At first, the words are a rasp in Elisa’s throat—but as she continues, her voice grows clearer and the palette of the movie falls away, transporting her into a black-and-white world pulled straight from the films she watches. Suddenly, Elisa and the Amphibian Man are Fred Astaire and Ginger Rogers, dancing in front of a full orchestra as she sings to him. The vision is short-lived, but it’s easily the most striking sequence in the film.

When Elisa describes her relationship with the Amphibian Man to Giles, she signs to him, “The way he looks at me, he doesn’t know what I lack, or how I am incomplete.” But in the world of cinema, she is no longer “incomplete;” she no longer lacks her voice. Ultimately, however, the only thing she is lacking is love, and she finds that by the movie’s end. That the loss of her voice should be seen as an insufficiency is only something that the monsters of her world have ingrained in her.

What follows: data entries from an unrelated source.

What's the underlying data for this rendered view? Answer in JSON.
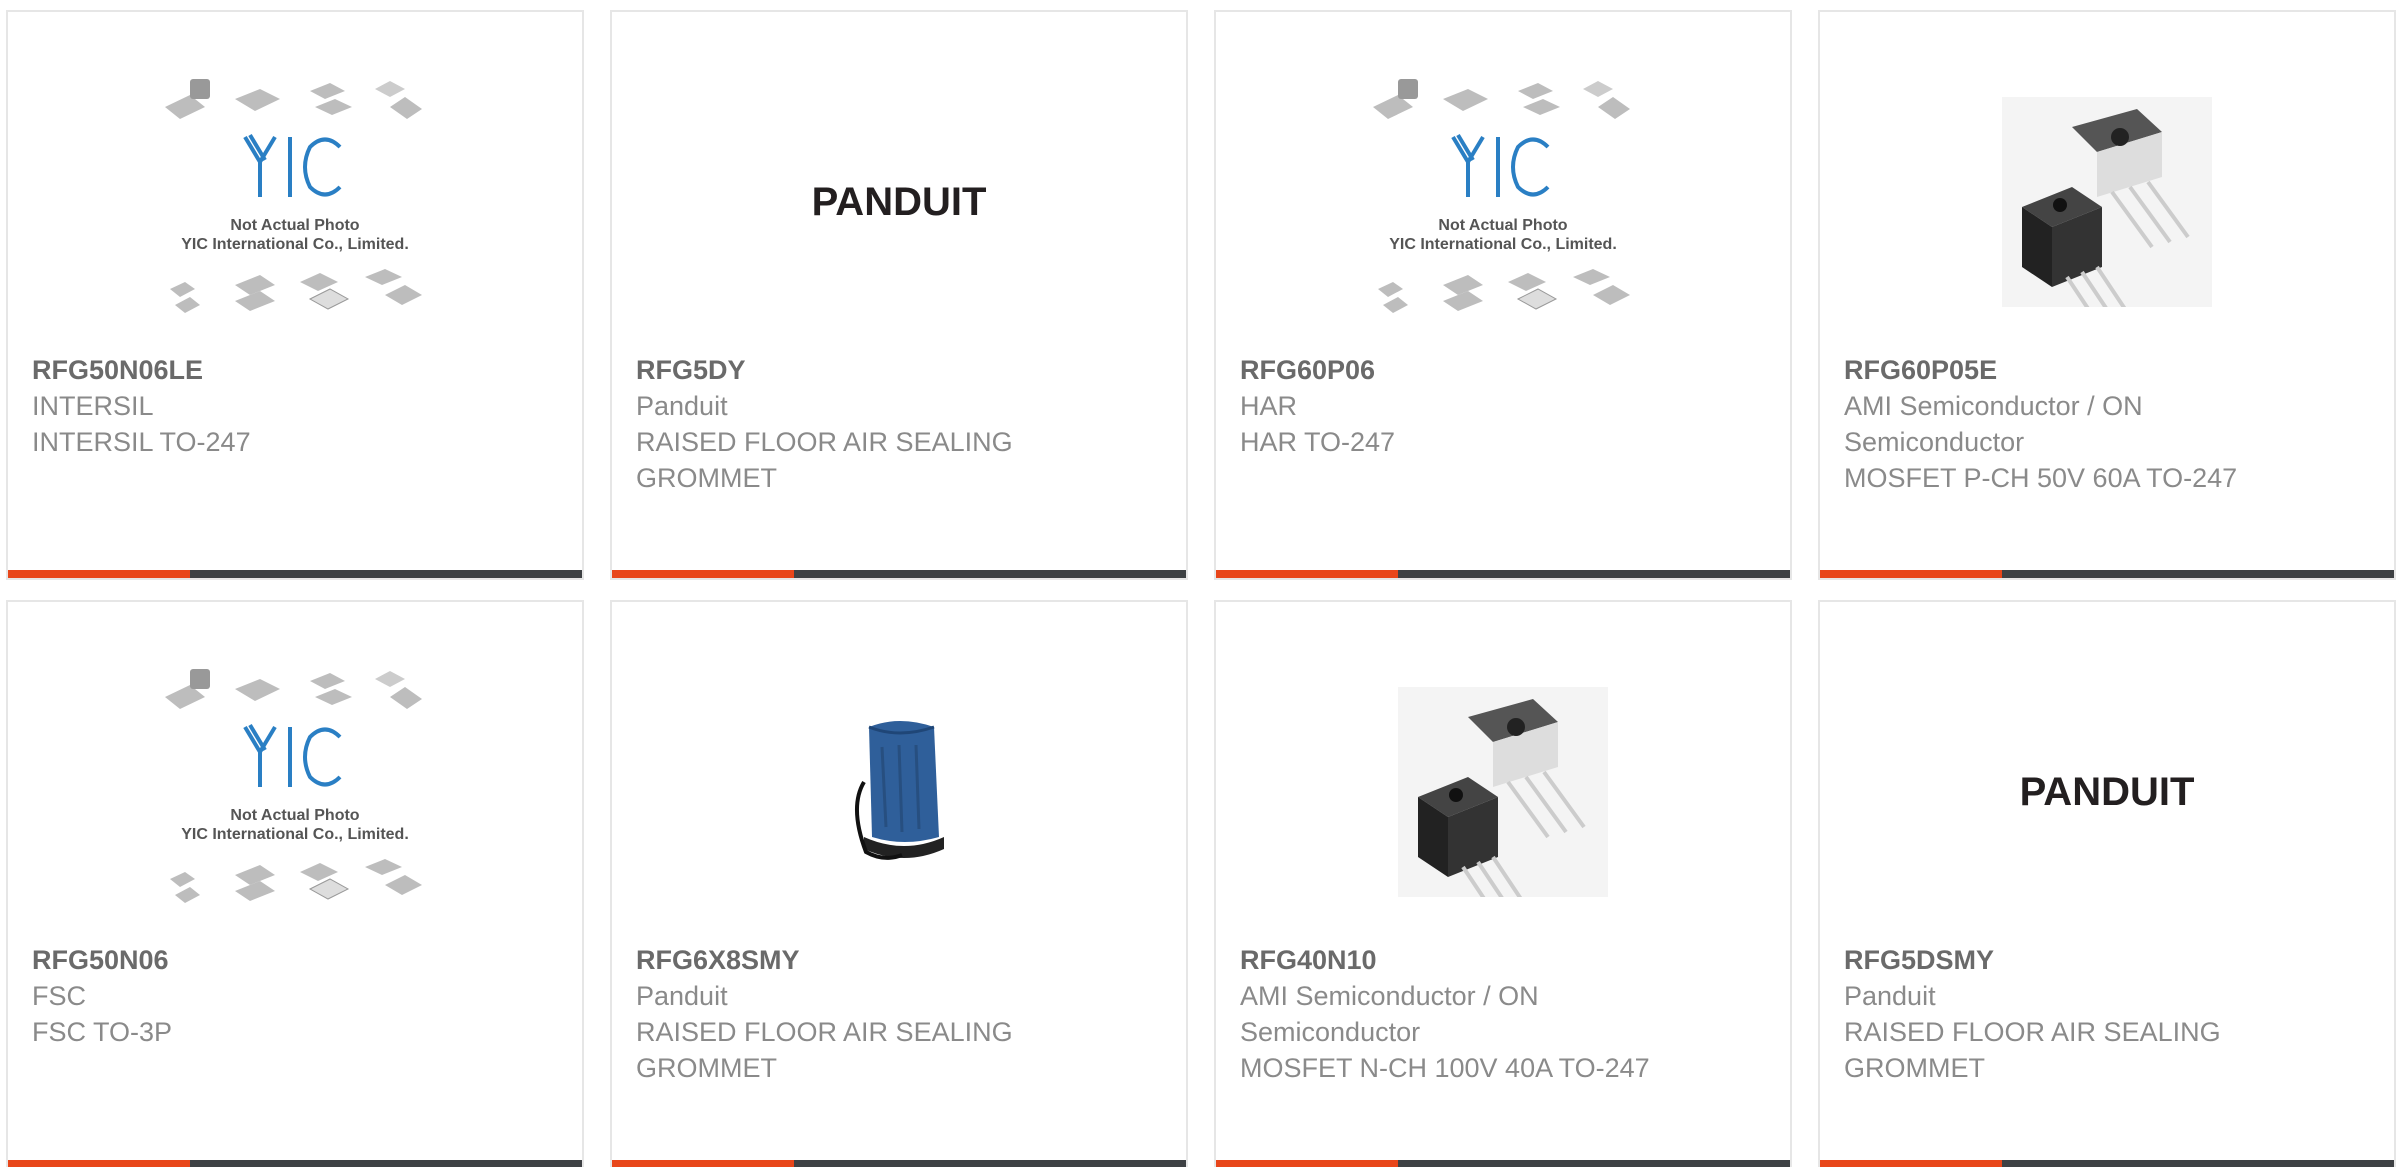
{
  "products": [
    {
      "part_number": "RFG50N06LE",
      "manufacturer": "INTERSIL",
      "description": "INTERSIL TO-247",
      "image": "yic-placeholder",
      "image_caption_1": "Not Actual Photo",
      "image_caption_2": "YIC International Co., Limited."
    },
    {
      "part_number": "RFG5DY",
      "manufacturer": "Panduit",
      "description": "RAISED FLOOR AIR SEALING GROMMET",
      "image": "panduit-logo",
      "logo_text": "PANDUIT"
    },
    {
      "part_number": "RFG60P06",
      "manufacturer": "HAR",
      "description": "HAR TO-247",
      "image": "yic-placeholder",
      "image_caption_1": "Not Actual Photo",
      "image_caption_2": "YIC International Co., Limited."
    },
    {
      "part_number": "RFG60P05E",
      "manufacturer": "AMI Semiconductor / ON Semiconductor",
      "description": "MOSFET P-CH 50V 60A TO-247",
      "image": "to247-photo"
    },
    {
      "part_number": "RFG50N06",
      "manufacturer": "FSC",
      "description": "FSC TO-3P",
      "image": "yic-placeholder",
      "image_caption_1": "Not Actual Photo",
      "image_caption_2": "YIC International Co., Limited."
    },
    {
      "part_number": "RFG6X8SMY",
      "manufacturer": "Panduit",
      "description": "RAISED FLOOR AIR SEALING GROMMET",
      "image": "grommet-photo"
    },
    {
      "part_number": "RFG40N10",
      "manufacturer": "AMI Semiconductor / ON Semiconductor",
      "description": "MOSFET N-CH 100V 40A TO-247",
      "image": "to247-photo"
    },
    {
      "part_number": "RFG5DSMY",
      "manufacturer": "Panduit",
      "description": "RAISED FLOOR AIR SEALING GROMMET",
      "image": "panduit-logo",
      "logo_text": "PANDUIT"
    }
  ],
  "colors": {
    "accent": "#e8461a",
    "bar": "#3e4144",
    "border": "#e6e6e6",
    "text": "#8a8a8a",
    "part_number": "#6a6a6a",
    "yic_blue": "#2a7fc4"
  }
}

The fact that The Shape of Water’s two leads are both incapable of speech doesn’t render it any less capable of forging an emotional connection with its audience. There’s still plenty to listen to, and akin to a silent film, the movie's emotions are telegraphed via music, both in terms of the score and with the slivers of other films that are woven throughout. To wit, only Elisa and the Amphibian Man are afforded distinct musical voices and themes, and the third musical motif in the movie is simply a combination of the two. The Shape of Water is unquestionably a love story, and the interplay of film and music both within the movie and in its construction make it impossible not to fall in love with it.